# Primer ejemplo con Keras + Python

Este es nuestro primer [Jupyter Notebook](http://jupyter.org) de Deep Learning con [Keras](https://keras.io) (y Python). 

En este primer notebook únicamente mostraremos un ejemplo de red neuronal con un par de capas que resuelve el famoso problema MNIST. El objetivo es simplemente ver el flujo de trabajo habitual para atacar un problema con Keras, pero no nos detendremos en los detalles de cómo se usa Keras ni de la potencia que podemos extraer a las diversas funcionalidades que proporciona. En notebooks posteriores profundizaremos en su uso y en las características propias de Deep Learning que podemos abordar.

Para ejecutar los diversos chunks (así se llaman) de código que conforman este notebook puedes pulsar en el botón *Run* que puedes encontrar en cada uno de ellos, o bien situando el cursor dentro del chunk y presionando la comnbinación *Ctrl+Shift+Enter* (también tienes la opción de usar las opciones de ejecución en el menú *Run* de la barra del navegador Jupyter. Ten en cuenta que algunas opciones pueden cambiar dependiendo del entorno en el que estés trabajando con este notebook (Jupyter Notebook, Jupyter Lab, o Collab de Google.. cualquiera de los tres funcionan de forma similar, pero con ligeras diferencias). 
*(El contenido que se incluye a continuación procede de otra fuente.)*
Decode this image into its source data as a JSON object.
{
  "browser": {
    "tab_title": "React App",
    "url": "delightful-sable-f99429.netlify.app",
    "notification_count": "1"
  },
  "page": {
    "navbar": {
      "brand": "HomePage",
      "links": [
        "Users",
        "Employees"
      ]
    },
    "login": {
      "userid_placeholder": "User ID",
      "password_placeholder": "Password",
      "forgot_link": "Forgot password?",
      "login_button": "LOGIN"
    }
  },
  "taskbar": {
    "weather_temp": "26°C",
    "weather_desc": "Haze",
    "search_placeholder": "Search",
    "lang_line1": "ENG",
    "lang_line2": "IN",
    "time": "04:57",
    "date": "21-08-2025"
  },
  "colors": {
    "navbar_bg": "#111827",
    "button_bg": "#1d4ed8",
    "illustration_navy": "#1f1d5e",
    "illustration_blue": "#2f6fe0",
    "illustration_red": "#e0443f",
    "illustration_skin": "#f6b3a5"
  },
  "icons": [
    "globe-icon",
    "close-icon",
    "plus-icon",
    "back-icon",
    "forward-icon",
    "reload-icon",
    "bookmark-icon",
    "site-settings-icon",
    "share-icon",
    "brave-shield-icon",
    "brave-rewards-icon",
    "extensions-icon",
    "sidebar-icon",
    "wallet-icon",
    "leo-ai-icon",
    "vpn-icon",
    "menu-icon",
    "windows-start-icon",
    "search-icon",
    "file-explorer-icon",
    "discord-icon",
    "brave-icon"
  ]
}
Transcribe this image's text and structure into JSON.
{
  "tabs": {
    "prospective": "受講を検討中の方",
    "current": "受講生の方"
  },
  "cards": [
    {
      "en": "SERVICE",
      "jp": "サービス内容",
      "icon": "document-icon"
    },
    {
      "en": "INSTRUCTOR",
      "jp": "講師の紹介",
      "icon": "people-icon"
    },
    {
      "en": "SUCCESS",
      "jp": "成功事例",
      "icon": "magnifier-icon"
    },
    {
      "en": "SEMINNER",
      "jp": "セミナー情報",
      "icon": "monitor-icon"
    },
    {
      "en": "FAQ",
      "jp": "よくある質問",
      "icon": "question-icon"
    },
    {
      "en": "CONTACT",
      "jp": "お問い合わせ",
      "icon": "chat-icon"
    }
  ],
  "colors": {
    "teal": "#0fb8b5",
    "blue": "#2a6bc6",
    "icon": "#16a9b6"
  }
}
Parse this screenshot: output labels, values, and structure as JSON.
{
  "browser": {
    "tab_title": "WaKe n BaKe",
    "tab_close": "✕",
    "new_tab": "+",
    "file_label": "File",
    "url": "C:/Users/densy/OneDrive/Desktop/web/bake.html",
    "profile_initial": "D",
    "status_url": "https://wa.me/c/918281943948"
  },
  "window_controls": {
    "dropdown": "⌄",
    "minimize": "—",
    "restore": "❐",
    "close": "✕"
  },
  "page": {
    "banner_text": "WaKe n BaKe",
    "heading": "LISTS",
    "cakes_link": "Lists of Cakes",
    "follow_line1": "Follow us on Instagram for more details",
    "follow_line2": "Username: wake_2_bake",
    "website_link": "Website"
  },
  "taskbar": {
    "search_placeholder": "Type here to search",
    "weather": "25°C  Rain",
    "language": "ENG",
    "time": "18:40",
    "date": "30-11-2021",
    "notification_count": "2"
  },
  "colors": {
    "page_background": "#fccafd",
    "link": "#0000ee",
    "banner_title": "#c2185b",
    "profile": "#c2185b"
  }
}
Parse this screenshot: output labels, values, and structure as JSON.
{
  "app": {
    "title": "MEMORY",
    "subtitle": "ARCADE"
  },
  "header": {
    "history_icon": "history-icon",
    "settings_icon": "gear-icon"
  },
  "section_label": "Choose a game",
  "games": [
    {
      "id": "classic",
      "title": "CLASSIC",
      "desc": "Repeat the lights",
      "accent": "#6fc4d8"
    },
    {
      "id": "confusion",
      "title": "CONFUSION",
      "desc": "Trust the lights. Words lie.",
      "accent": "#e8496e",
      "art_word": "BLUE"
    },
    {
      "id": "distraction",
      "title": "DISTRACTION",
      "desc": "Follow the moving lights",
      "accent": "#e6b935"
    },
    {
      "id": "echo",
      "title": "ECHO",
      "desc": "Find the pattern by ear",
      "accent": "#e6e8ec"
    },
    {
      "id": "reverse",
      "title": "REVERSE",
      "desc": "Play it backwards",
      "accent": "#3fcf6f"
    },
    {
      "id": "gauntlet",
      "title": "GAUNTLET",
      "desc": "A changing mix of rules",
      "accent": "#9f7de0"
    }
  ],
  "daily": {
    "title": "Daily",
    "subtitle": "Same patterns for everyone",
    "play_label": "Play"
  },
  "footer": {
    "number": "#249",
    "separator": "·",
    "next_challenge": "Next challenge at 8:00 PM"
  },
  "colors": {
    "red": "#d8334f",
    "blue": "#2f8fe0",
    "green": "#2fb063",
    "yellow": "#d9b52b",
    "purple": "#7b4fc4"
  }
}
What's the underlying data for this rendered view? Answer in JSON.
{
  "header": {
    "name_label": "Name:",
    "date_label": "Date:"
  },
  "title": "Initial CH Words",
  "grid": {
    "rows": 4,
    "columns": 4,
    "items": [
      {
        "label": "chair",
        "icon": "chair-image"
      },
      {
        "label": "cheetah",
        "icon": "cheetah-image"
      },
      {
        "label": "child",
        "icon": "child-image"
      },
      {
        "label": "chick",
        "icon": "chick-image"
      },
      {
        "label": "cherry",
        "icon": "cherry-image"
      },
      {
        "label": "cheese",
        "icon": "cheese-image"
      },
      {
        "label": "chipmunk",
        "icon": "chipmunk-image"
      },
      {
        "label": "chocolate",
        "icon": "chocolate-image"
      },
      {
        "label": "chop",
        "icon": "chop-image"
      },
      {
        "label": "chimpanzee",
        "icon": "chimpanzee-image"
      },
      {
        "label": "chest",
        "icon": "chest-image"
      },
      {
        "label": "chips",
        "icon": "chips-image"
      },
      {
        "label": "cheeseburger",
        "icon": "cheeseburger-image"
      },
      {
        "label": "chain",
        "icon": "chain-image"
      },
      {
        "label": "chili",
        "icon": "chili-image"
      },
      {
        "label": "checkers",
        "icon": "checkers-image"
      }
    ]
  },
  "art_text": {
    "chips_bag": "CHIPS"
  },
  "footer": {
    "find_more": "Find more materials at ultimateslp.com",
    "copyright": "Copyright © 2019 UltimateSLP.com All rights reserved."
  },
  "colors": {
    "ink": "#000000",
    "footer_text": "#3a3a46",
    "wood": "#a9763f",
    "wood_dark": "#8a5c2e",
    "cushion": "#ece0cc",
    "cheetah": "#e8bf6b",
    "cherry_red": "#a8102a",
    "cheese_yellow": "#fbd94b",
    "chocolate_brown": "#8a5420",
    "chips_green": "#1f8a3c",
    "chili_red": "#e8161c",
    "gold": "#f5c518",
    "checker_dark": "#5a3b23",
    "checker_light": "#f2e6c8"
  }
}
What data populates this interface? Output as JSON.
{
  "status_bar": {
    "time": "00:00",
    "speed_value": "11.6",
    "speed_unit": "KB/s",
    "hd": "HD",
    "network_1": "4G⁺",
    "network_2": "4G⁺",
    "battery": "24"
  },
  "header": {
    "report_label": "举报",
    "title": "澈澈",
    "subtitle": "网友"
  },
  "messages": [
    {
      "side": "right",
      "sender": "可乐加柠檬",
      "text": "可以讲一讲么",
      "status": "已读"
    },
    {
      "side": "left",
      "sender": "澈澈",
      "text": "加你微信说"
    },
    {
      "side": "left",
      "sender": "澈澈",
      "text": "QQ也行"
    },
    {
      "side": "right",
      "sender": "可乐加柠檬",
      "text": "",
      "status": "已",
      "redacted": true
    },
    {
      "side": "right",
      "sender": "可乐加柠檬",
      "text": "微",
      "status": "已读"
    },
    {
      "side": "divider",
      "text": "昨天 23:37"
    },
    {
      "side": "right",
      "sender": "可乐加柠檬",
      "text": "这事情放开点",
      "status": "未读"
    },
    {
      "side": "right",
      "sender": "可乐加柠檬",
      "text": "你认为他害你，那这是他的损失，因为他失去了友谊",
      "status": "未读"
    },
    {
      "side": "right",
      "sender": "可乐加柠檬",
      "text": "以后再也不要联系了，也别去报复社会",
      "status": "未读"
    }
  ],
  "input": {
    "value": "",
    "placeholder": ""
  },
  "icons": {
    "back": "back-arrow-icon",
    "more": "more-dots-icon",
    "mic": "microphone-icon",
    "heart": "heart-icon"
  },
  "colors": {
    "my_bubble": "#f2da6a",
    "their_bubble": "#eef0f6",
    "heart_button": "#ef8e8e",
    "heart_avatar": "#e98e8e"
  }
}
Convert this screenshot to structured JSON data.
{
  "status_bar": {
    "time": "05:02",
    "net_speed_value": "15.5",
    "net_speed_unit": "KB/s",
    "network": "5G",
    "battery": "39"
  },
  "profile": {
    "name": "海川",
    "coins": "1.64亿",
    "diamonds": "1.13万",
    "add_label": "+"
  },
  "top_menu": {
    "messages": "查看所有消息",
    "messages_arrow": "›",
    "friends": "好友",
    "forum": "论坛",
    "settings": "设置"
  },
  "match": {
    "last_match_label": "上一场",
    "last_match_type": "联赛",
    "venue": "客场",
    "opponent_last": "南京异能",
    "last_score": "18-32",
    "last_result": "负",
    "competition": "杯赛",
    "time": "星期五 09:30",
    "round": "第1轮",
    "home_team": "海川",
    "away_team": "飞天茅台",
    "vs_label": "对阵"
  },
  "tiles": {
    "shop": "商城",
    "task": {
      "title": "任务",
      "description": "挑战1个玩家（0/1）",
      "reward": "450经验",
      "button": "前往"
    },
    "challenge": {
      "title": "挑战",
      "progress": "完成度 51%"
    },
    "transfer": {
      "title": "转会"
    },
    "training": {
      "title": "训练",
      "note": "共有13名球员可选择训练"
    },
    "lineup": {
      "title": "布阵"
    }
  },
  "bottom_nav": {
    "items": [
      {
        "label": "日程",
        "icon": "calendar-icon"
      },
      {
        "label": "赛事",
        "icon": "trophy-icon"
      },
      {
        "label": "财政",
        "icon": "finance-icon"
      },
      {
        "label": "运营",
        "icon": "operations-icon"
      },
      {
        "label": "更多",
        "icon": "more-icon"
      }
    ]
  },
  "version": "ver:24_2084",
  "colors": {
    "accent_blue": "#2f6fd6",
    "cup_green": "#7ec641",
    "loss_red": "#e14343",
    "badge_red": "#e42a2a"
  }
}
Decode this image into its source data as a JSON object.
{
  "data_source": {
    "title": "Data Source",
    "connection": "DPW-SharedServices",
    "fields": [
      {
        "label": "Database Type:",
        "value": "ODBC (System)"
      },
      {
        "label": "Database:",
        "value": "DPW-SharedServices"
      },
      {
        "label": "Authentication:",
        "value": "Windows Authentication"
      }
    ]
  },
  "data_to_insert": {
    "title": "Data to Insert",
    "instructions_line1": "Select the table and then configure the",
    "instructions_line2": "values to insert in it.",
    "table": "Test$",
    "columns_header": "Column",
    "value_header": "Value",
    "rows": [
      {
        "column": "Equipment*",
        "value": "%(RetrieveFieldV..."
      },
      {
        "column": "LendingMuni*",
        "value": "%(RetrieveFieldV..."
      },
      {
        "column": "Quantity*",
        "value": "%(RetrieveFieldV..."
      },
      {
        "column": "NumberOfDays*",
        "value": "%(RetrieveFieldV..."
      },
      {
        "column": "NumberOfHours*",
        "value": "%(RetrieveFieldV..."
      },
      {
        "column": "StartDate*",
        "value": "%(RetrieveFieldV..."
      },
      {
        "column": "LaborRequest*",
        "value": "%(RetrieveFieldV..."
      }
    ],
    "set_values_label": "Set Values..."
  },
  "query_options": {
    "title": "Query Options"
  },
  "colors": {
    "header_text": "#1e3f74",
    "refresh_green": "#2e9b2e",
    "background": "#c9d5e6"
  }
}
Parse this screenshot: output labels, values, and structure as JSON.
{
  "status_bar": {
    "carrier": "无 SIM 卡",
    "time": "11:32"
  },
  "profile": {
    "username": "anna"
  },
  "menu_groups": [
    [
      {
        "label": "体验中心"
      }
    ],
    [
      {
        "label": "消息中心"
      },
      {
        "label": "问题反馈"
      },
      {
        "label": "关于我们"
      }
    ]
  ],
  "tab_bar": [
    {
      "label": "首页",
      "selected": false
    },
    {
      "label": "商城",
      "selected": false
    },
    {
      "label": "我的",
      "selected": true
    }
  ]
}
## Nuestro primer modelo con Keras

El primer paso es cargar la librería keras que permitirá interactuar a Python con la librería de Deep Learning que usemos (en nuestro caso, [Tensorflow](https://www.tensorflow.org)).

In [1]:
import keras
keras.__version__
from tensorflow.python.client import device_lib
print(device_lib.list_local_devices())

Using TensorFlow backend.


[name: "/device:CPU:0"
device_type: "CPU"
memory_limit: 268435456
locality {
}
incarnation: 2214218177018818445
, name: "/device:GPU:0"
device_type: "GPU"
memory_limit: 1525841100
locality {
  bus_id: 1
  links {
  }
}
incarnation: 908214438215550088
physical_device_desc: "device: 0, name: GeForce 940MX, pci bus id: 0000:01:00.0, compute capability: 5.0"
]


### Preparación de los datos

A continuación vamos a cargar los datos del problema [MNIST](https://en.wikipedia.org/wiki/MNIST_database), una gran base de datos de dígitos escritos a mano que sevirá como primera aproximación a la resolución de un problema de clasificación haciendo uso de Redes Neuronales.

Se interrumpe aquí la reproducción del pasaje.